Professional players, organised leagues, world events, millions of fans… Video games started as a hobby practised in the living room with a console, but today it is a professional industry that operates in a similar way to the most popular sports competitions. We tell you everything you need to know to understand eSports.

eSports are competitions that take place in the world of video games and are gaining more and more ground in the entertainment industry. The traditional way in which participants gather around a console to play their favourite game has evolved over time into a professional activity, organised and able to bring thousands of competitors together in a single event – whether online or in person – and attract millions of spectators.

In 2021, eSports’ global turnover exceeded $1 billion, according to estimates by Newzoo, a video game consultant, and the market is expected to continue to grow, with Asia and the United States as leaders in this sector, while in Europe, countries such as Spain are among those with the largest penetration of this industry.

What are eSports?

It is worth noting that the name eSports comes from the combination of two English words: the ‘e’, which refers to electronic, and ‘sports’, so they are also commonly given names such as electronic sports or cybersports. The competitors are known as ‘gamers.

eSports are organised in leagues and their competitions are structured in a similar way to those of football, basketball, tennis or any other sport. Depending on the video game, it can be played individually or in teams; participants train daily to compete in events, and to win the titles and money in prizes awarded by the games’ developers or by sponsors.

Such is the importance that eSports have achieved at present, that there are professional players who dedicate themselves exclusively to preparing and competing, and they receive a salary for this. There are also teams with coaches, psychologists, physical trainers and experts from different areas to improve the performance of their gamers.

As in conventional sports, electronic sports have developed a huge logistical system and invested in innovation to attract the attention of viewers. For example, digital platforms such as Twitch that broadcast tournaments, specialised media covering news in the sector, and brands that sponsor teams and players are all components of this entertainment industry.

Which video games are considered eSports?

It should be noted that not all video games are considered eSports, as they need to have certain characteristics. While video games are understood to be all games that can be played on a screen (game consoles, computers, smartphones, tablets, etc.), to be part of the eSports category, they must meet the following criteria:

  • Be designed for two or more participants to play against each other.
  • Have clear rules and identical conditions for all competitors, so that the winning player does so on the basis of his/her own skill.
  • Have an organised league and hold official competitions.
  • Involve a large enough number of players to attract the interest of viewers and the media.

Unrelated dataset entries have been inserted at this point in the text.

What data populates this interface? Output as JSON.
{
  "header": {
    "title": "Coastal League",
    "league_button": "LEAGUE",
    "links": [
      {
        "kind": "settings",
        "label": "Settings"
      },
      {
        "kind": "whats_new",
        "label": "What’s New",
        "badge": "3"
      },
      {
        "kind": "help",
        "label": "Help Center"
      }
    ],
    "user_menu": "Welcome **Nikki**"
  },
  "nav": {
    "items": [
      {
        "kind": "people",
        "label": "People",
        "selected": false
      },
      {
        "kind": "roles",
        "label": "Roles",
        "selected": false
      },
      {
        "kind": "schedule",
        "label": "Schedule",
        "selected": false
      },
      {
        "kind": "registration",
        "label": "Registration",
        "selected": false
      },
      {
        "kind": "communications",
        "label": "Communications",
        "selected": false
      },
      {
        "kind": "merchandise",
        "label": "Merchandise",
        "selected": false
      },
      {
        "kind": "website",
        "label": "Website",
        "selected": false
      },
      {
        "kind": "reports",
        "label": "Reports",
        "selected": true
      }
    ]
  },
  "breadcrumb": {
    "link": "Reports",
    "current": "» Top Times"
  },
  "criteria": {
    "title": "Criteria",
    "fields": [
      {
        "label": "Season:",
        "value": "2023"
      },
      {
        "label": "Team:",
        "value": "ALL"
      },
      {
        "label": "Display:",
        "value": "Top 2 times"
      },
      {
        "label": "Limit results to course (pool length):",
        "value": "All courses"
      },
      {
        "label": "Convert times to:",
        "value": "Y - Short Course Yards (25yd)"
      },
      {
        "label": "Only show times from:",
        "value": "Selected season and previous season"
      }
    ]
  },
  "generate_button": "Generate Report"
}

Taking into account the above conditions, video games such as Fortnite, League of Legends, FIFA, Call of Duty, Rainbow Six and StarCraft are considered eSports.

What is the most widely played eSport?

Due to the variety of devices on which eSports can be played, in addition to the large number of developers and platforms that offer them, it can be difficult to establish precisely which eSport is the most played in the world. What is clear, taking into account aspects such as the download figures, the number of viewers at events and the searches for information on Google, is the undisputed popularity of two of them:

  • Fortnite. This is a third-person video game and the main theme is survival. It was launched in 2017 and has since won over professional and amateur players, as well as millions of fans. The Fortnite World Cup is held each year and, though it was cancelled in 2020 and 2021 due to the health crisis, in 2019 it awarded $100 million in prizes and the final reached an audience of more than two million.
  • League of Legends. Commonly found with the acronym ‘LoL’, it is an action and strategy game created in 2009 in which participants must protect their base and destroy their opponent's. It also has its world tournament, which in 2021 reached an audience of more than 73 million viewers in total. It is one of the eSports with the most annual tournaments: over 2,500.